The next step is to generate the statistics. We also have to use DataFlow for this step. We specify a sample rate to compute the statistics over the sample.

In [66]:
job_name = f"tfdv-chicago-crime-stats-{job_time}"
args['job_name'] = job_name
stats_location = root_folder + "/stats/stats.pb"
options =  beam.options.pipeline_options.GoogleCloudOptions(**args)

_ = tfdv.generate_statistics_from_tfrecord(
    data_location=data_folder, 
    output_path=stats_location,
    stats_options=tfdv.StatsOptions(
        sample_rate=.3
    ),
    pipeline_options = options
)



Instructions for updating:
Use eager execution and: 
`tf.data.TFRecordDataset(path)`


Instructions for updating:
Use eager execution and: 
`tf.data.TFRecordDataset(path)`


Confirm the statistics have been correctly computed.

In [81]:
!gsutil ls {stats_location}

gs://freeldom-mlops-deployments/tfdv/tfdv-chicago-crime-210526195416/stats/


## Load statistics

From there, the remaining steps are the same as the previous notebook.
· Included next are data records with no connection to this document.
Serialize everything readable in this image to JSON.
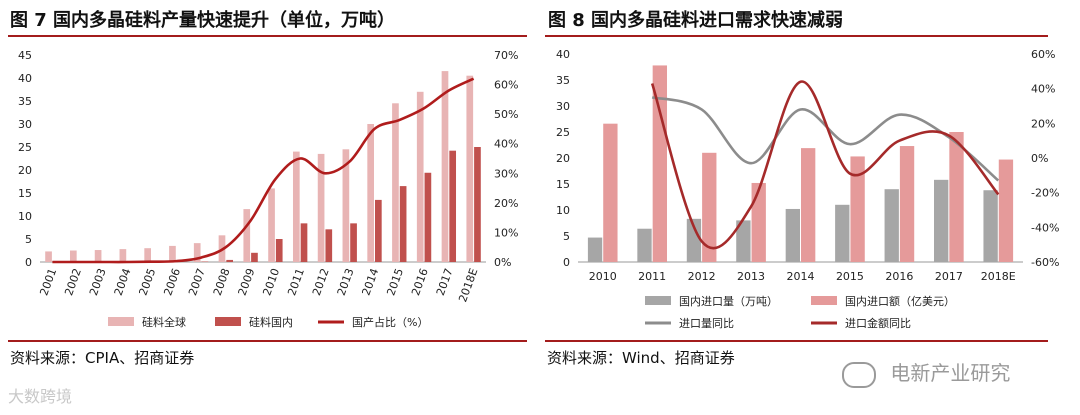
{
  "left": {
    "title": "图 7 国内多晶硅料产量快速提升（单位，万吨）",
    "source": "资料来源：CPIA、招商证券",
    "chart_data": {
      "type": "bar",
      "categories": [
        "2001",
        "2002",
        "2003",
        "2004",
        "2005",
        "2006",
        "2007",
        "2008",
        "2009",
        "2010",
        "2011",
        "2012",
        "2013",
        "2014",
        "2015",
        "2016",
        "2017",
        "2018E"
      ],
      "series": [
        {
          "name": "硅料全球",
          "kind": "bar",
          "color": "#e8b4b4",
          "values": [
            2.3,
            2.5,
            2.6,
            2.8,
            3.0,
            3.5,
            4.1,
            5.8,
            11.5,
            16.0,
            24.0,
            23.5,
            24.5,
            30.0,
            34.5,
            37.0,
            41.5,
            40.5
          ]
        },
        {
          "name": "硅料国内",
          "kind": "bar",
          "color": "#c0504d",
          "values": [
            0.01,
            0.01,
            0.01,
            0.01,
            0.02,
            0.05,
            0.1,
            0.45,
            2.0,
            5.0,
            8.4,
            7.1,
            8.4,
            13.5,
            16.5,
            19.4,
            24.2,
            25.0
          ]
        },
        {
          "name": "国产占比（%）",
          "kind": "line",
          "axis": "right",
          "color": "#b01c1c",
          "values": [
            0.0,
            0.0,
            0.0,
            0.0,
            0.1,
            0.3,
            1.5,
            5.0,
            14.0,
            28.0,
            35.0,
            30.0,
            34.0,
            45.0,
            48.0,
            52.0,
            58.0,
            62.0
          ]
        }
      ],
      "yleft": {
        "min": 0,
        "max": 45,
        "ticks": [
          0,
          5,
          10,
          15,
          20,
          25,
          30,
          35,
          40,
          45
        ]
      },
      "yright": {
        "min": 0,
        "max": 70,
        "ticks": [
          "0%",
          "10%",
          "20%",
          "30%",
          "40%",
          "50%",
          "60%",
          "70%"
        ],
        "tickValues": [
          0,
          10,
          20,
          30,
          40,
          50,
          60,
          70
        ]
      }
    }
  },
  "right": {
    "title": "图 8 国内多晶硅料进口需求快速减弱",
    "source": "资料来源：Wind、招商证券",
    "chart_data": {
      "type": "bar",
      "categories": [
        "2010",
        "2011",
        "2012",
        "2013",
        "2014",
        "2015",
        "2016",
        "2017",
        "2018E"
      ],
      "series": [
        {
          "name": "国内进口量（万吨）",
          "kind": "bar",
          "color": "#a6a6a6",
          "values": [
            4.7,
            6.4,
            8.3,
            8.0,
            10.2,
            11.0,
            14.0,
            15.8,
            13.8
          ]
        },
        {
          "name": "国内进口额（亿美元）",
          "kind": "bar",
          "color": "#e59a9a",
          "values": [
            26.6,
            37.8,
            21.0,
            15.2,
            21.9,
            20.3,
            22.3,
            25.0,
            19.7
          ]
        },
        {
          "name": "进口量同比",
          "kind": "line",
          "axis": "right",
          "color": "#8c8c8c",
          "values": [
            null,
            35.0,
            28.0,
            -3.0,
            28.0,
            8.0,
            25.0,
            12.0,
            -13.0
          ]
        },
        {
          "name": "进口金额同比",
          "kind": "line",
          "axis": "right",
          "color": "#a52a2a",
          "values": [
            null,
            43.0,
            -48.0,
            -28.0,
            44.0,
            -9.0,
            10.0,
            13.0,
            -21.0
          ]
        }
      ],
      "yleft": {
        "min": 0,
        "max": 40,
        "ticks": [
          0,
          5,
          10,
          15,
          20,
          25,
          30,
          35,
          40
        ]
      },
      "yright": {
        "min": -60,
        "max": 60,
        "ticks": [
          "-60%",
          "-40%",
          "-20%",
          "0%",
          "20%",
          "40%",
          "60%"
        ],
        "tickValues": [
          -60,
          -40,
          -20,
          0,
          20,
          40,
          60
        ]
      }
    }
  },
  "watermarks": {
    "left": "大数跨境",
    "right": "电新产业研究"
  }
}
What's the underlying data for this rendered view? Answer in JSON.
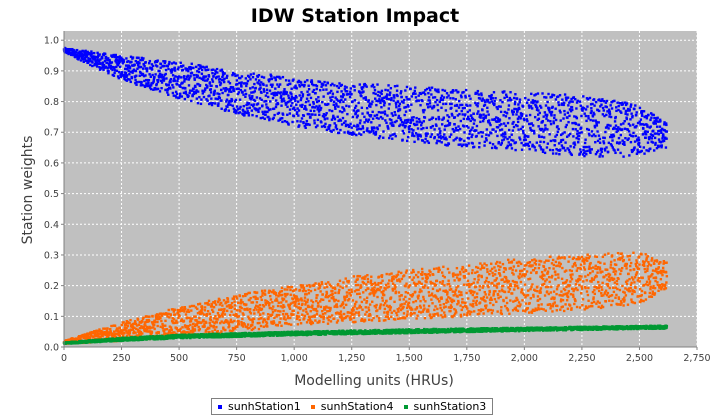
{
  "chart_data": {
    "type": "scatter",
    "title": "IDW Station Impact",
    "xlabel": "Modelling units (HRUs)",
    "ylabel": "Station weights",
    "xlim": [
      0,
      2750
    ],
    "ylim": [
      0.0,
      1.03
    ],
    "xticks": [
      "0",
      "250",
      "500",
      "750",
      "1,000",
      "1,250",
      "1,500",
      "1,750",
      "2,000",
      "2,250",
      "2,500",
      "2,750"
    ],
    "yticks": [
      "0.0",
      "0.1",
      "0.2",
      "0.3",
      "0.4",
      "0.5",
      "0.6",
      "0.7",
      "0.8",
      "0.9",
      "1.0"
    ],
    "grid": true,
    "legend_position": "bottom-center",
    "background_color": "#c0c0c0",
    "n_points_per_series": 2620,
    "series": [
      {
        "name": "sunhStation1",
        "color": "#0000ff",
        "trend_upper": [
          [
            0,
            0.975
          ],
          [
            250,
            0.95
          ],
          [
            500,
            0.93
          ],
          [
            750,
            0.9
          ],
          [
            1000,
            0.88
          ],
          [
            1250,
            0.86
          ],
          [
            1500,
            0.85
          ],
          [
            1750,
            0.84
          ],
          [
            2000,
            0.83
          ],
          [
            2250,
            0.82
          ],
          [
            2500,
            0.79
          ],
          [
            2620,
            0.73
          ]
        ],
        "trend_lower": [
          [
            0,
            0.96
          ],
          [
            250,
            0.87
          ],
          [
            500,
            0.81
          ],
          [
            750,
            0.76
          ],
          [
            1000,
            0.72
          ],
          [
            1250,
            0.69
          ],
          [
            1500,
            0.67
          ],
          [
            1750,
            0.65
          ],
          [
            2000,
            0.64
          ],
          [
            2250,
            0.62
          ],
          [
            2500,
            0.62
          ],
          [
            2620,
            0.65
          ]
        ]
      },
      {
        "name": "sunhStation4",
        "color": "#ff6600",
        "trend_upper": [
          [
            0,
            0.02
          ],
          [
            250,
            0.08
          ],
          [
            500,
            0.13
          ],
          [
            750,
            0.17
          ],
          [
            1000,
            0.2
          ],
          [
            1250,
            0.23
          ],
          [
            1500,
            0.25
          ],
          [
            1750,
            0.27
          ],
          [
            2000,
            0.29
          ],
          [
            2250,
            0.3
          ],
          [
            2500,
            0.31
          ],
          [
            2620,
            0.28
          ]
        ],
        "trend_lower": [
          [
            0,
            0.01
          ],
          [
            250,
            0.02
          ],
          [
            500,
            0.03
          ],
          [
            750,
            0.05
          ],
          [
            1000,
            0.07
          ],
          [
            1250,
            0.08
          ],
          [
            1500,
            0.09
          ],
          [
            1750,
            0.1
          ],
          [
            2000,
            0.11
          ],
          [
            2250,
            0.12
          ],
          [
            2500,
            0.14
          ],
          [
            2620,
            0.19
          ]
        ]
      },
      {
        "name": "sunhStation3",
        "color": "#009933",
        "trend_upper": [
          [
            0,
            0.015
          ],
          [
            250,
            0.03
          ],
          [
            500,
            0.04
          ],
          [
            750,
            0.045
          ],
          [
            1000,
            0.05
          ],
          [
            1500,
            0.058
          ],
          [
            2000,
            0.063
          ],
          [
            2620,
            0.07
          ]
        ],
        "trend_lower": [
          [
            0,
            0.01
          ],
          [
            250,
            0.02
          ],
          [
            500,
            0.028
          ],
          [
            750,
            0.033
          ],
          [
            1000,
            0.038
          ],
          [
            1500,
            0.045
          ],
          [
            2000,
            0.052
          ],
          [
            2620,
            0.06
          ]
        ]
      }
    ]
  }
}
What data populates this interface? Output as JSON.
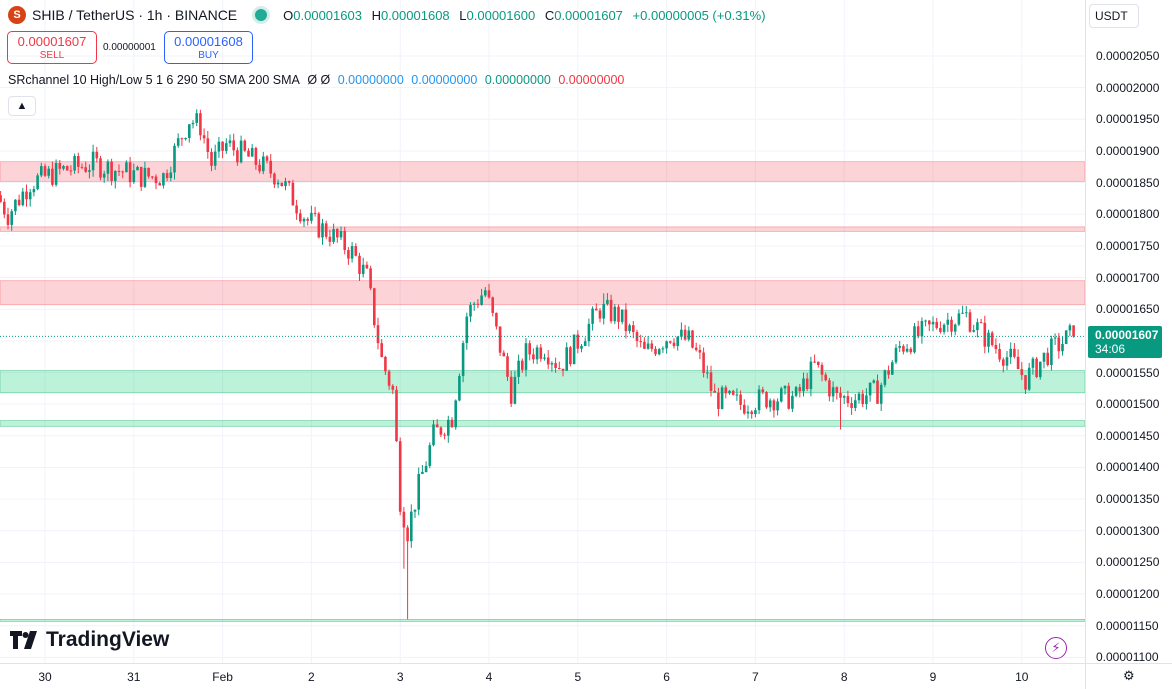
{
  "header": {
    "symbol": "SHIB / TetherUS · 1h · BINANCE",
    "icon_text": "S",
    "ohlc": [
      {
        "label": "O",
        "value": "0.00001603"
      },
      {
        "label": "H",
        "value": "0.00001608"
      },
      {
        "label": "L",
        "value": "0.00001600"
      },
      {
        "label": "C",
        "value": "0.00001607"
      }
    ],
    "change": "+0.00000005 (+0.31%)"
  },
  "trade": {
    "sell_price": "0.00001607",
    "sell_label": "SELL",
    "spread": "0.00000001",
    "buy_price": "0.00001608",
    "buy_label": "BUY"
  },
  "indicator": {
    "name": "SRchannel 10 High/Low 5 1 6 290 50 SMA 200 SMA",
    "symbols": "Ø Ø",
    "values": [
      {
        "text": "0.00000000",
        "color": "#2196f3"
      },
      {
        "text": "0.00000000",
        "color": "#2196f3"
      },
      {
        "text": "0.00000000",
        "color": "#089981"
      },
      {
        "text": "0.00000000",
        "color": "#f23645"
      }
    ]
  },
  "currency_button": "USDT",
  "current_price": {
    "price": "0.00001607",
    "countdown": "34:06",
    "value": 1.607e-05
  },
  "logo_text": "TradingView",
  "chart_data": {
    "type": "candlestick",
    "title": "SHIB / TetherUS · 1h · BINANCE",
    "ylim": [
      1.1e-05,
      2.07e-05
    ],
    "y_ticks": [
      "0.00002050",
      "0.00002000",
      "0.00001950",
      "0.00001900",
      "0.00001850",
      "0.00001800",
      "0.00001750",
      "0.00001700",
      "0.00001650",
      "0.00001600",
      "0.00001550",
      "0.00001500",
      "0.00001450",
      "0.00001400",
      "0.00001350",
      "0.00001300",
      "0.00001250",
      "0.00001200",
      "0.00001150",
      "0.00001100"
    ],
    "x_ticks": [
      "30",
      "31",
      "Feb",
      "2",
      "3",
      "4",
      "5",
      "6",
      "7",
      "8",
      "9",
      "10"
    ],
    "x_tick_hours": [
      0,
      24,
      48,
      72,
      96,
      120,
      144,
      168,
      192,
      216,
      240,
      264
    ],
    "x_range_hours": [
      -12,
      283
    ],
    "zones": [
      {
        "low": 1.852e-05,
        "high": 1.883e-05,
        "kind": "resistance"
      },
      {
        "low": 1.773e-05,
        "high": 1.78e-05,
        "kind": "resistance"
      },
      {
        "low": 1.657e-05,
        "high": 1.695e-05,
        "kind": "resistance"
      },
      {
        "low": 1.518e-05,
        "high": 1.553e-05,
        "kind": "support"
      },
      {
        "low": 1.465e-05,
        "high": 1.474e-05,
        "kind": "support"
      },
      {
        "low": 1.157e-05,
        "high": 1.16e-05,
        "kind": "support"
      }
    ],
    "waypoints": [
      [
        -12,
        1.83e-05
      ],
      [
        -9,
        1.8e-05
      ],
      [
        -3,
        1.85e-05
      ],
      [
        6,
        1.87e-05
      ],
      [
        14,
        1.88e-05
      ],
      [
        27,
        1.86e-05
      ],
      [
        33,
        1.86e-05
      ],
      [
        40,
        1.95e-05
      ],
      [
        43,
        1.94e-05
      ],
      [
        46,
        1.88e-05
      ],
      [
        50,
        1.91e-05
      ],
      [
        56,
        1.89e-05
      ],
      [
        64,
        1.86e-05
      ],
      [
        72,
        1.79e-05
      ],
      [
        78,
        1.77e-05
      ],
      [
        84,
        1.74e-05
      ],
      [
        88,
        1.7e-05
      ],
      [
        92,
        1.57e-05
      ],
      [
        95,
        1.52e-05
      ],
      [
        97,
        1.35e-05
      ],
      [
        99,
        1.3e-05
      ],
      [
        102,
        1.37e-05
      ],
      [
        106,
        1.45e-05
      ],
      [
        111,
        1.48e-05
      ],
      [
        115,
        1.64e-05
      ],
      [
        117,
        1.66e-05
      ],
      [
        120,
        1.68e-05
      ],
      [
        124,
        1.59e-05
      ],
      [
        127,
        1.52e-05
      ],
      [
        131,
        1.58e-05
      ],
      [
        136,
        1.59e-05
      ],
      [
        140,
        1.56e-05
      ],
      [
        144,
        1.59e-05
      ],
      [
        151,
        1.65e-05
      ],
      [
        156,
        1.64e-05
      ],
      [
        163,
        1.58e-05
      ],
      [
        170,
        1.61e-05
      ],
      [
        175,
        1.6e-05
      ],
      [
        178,
        1.57e-05
      ],
      [
        182,
        1.51e-05
      ],
      [
        189,
        1.5e-05
      ],
      [
        196,
        1.51e-05
      ],
      [
        204,
        1.51e-05
      ],
      [
        209,
        1.56e-05
      ],
      [
        215,
        1.51e-05
      ],
      [
        220,
        1.51e-05
      ],
      [
        226,
        1.52e-05
      ],
      [
        232,
        1.59e-05
      ],
      [
        243,
        1.63e-05
      ],
      [
        250,
        1.64e-05
      ],
      [
        256,
        1.6e-05
      ],
      [
        262,
        1.57e-05
      ],
      [
        266,
        1.54e-05
      ],
      [
        272,
        1.58e-05
      ],
      [
        278,
        1.607e-05
      ]
    ],
    "spikes": [
      {
        "hour": 98,
        "low": 1.16e-05
      },
      {
        "hour": 97,
        "low": 1.24e-05
      },
      {
        "hour": 120,
        "high": 1.69e-05
      },
      {
        "hour": 151,
        "high": 1.675e-05
      },
      {
        "hour": 215,
        "low": 1.46e-05
      },
      {
        "hour": 250,
        "high": 1.65e-05
      },
      {
        "hour": 42,
        "high": 1.965e-05
      }
    ],
    "colors": {
      "up": "#089981",
      "down": "#f23645",
      "support_zone": "rgba(34,212,128,0.30)",
      "resistance_zone": "rgba(242,54,69,0.22)"
    },
    "grid": true
  }
}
We can read the statistics directly from GCS and visualize them.

In [82]:
stats = tfdv.load_statistics(stats_location)
tfdv.visualize_statistics(stats)

## Infer schema

Let's infer the schema now. Remember that you should always review the schema before using it.

In [70]:
schema = tfdv.infer_schema(statistics=stats)
tfdv.display_schema(schema)

Unnamed: 0_level_0,Type,Presence,Valency,Domain
Feature name,Unnamed: 1_level_1,Unnamed: 2_level_1,Unnamed: 3_level_1,Unnamed: 4_level_1
'crime_year',BYTES,required,,-
'crime_day_of_week',STRING,required,,'crime_day_of_week'
'crime_month',STRING,required,,'crime_month'
'arrest',INT,required,,-
'crime_day',BYTES,required,,-
'district',INT,required,,-
'domestic',INT,required,,-
'fbi_code',STRING,required,,'fbi_code'
'iucr',BYTES,required,,-
'location_description',BYTES,optional,single,-


  pd.set_option('max_colwidth', -1)


Unnamed: 0_level_0,Values
Domain,Unnamed: 1_level_1
'crime_day_of_week',"'Fri', 'Mon', 'Sat', 'Sun', 'Thu', 'Tue', 'Wed'"
'crime_month',"'Apr', 'Aug', 'Dec', 'Feb', 'Jan', 'Jul', 'Jun', 'Mar', 'May', 'Nov', 'Oct', 'Sep'"
'fbi_code',"'01A', '01B', '02', '03', '04A', '04B', '05', '06', '07', '08A', '08B', '09', '10', '11', '12', '13', '14', '15', '16', '17', '18', '19', '20', '22', '24', '26'"
'primary_type',"'ARSON', 'ASSAULT', 'BATTERY', 'BURGLARY', 'CONCEALED CARRY LICENSE VIOLATION', 'CRIM SEXUAL ASSAULT', 'CRIMINAL DAMAGE', 'CRIMINAL SEXUAL ASSAULT', 'CRIMINAL TRESPASS', 'DECEPTIVE PRACTICE', 'GAMBLING', 'HOMICIDE', 'HUMAN TRAFFICKING', 'INTERFERENCE WITH PUBLIC OFFICER', 'INTIMIDATION', 'KIDNAPPING', 'LIQUOR LAW VIOLATION', 'MOTOR VEHICLE THEFT', 'NARCOTICS', 'NON - CRIMINAL', 'NON-CRIMINAL', 'NON-CRIMINAL (SUBJECT SPECIFIED)', 'OBSCENITY', 'OFFENSE INVOLVING CHILDREN', 'OTHER NARCOTIC VIOLATION', 'OTHER OFFENSE', 'PROSTITUTION', 'PUBLIC INDECENCY', 'PUBLIC PEACE VIOLATION', 'ROBBERY', 'SEX OFFENSE', 'STALKING', 'THEFT', 'WEAPONS VIOLATION'"


## End of lab

We are ending the lab here as the next steps are the same as previously. You must try to enhance your schema, and you can try to replicate the steps to extract data from 2020. Remember that you can include TFDV as a step in your ML pipelines. It could be added at the beginning to ensure the raw data has the correct format and after the transformations. You can also use the schema to validate or monitor inference data.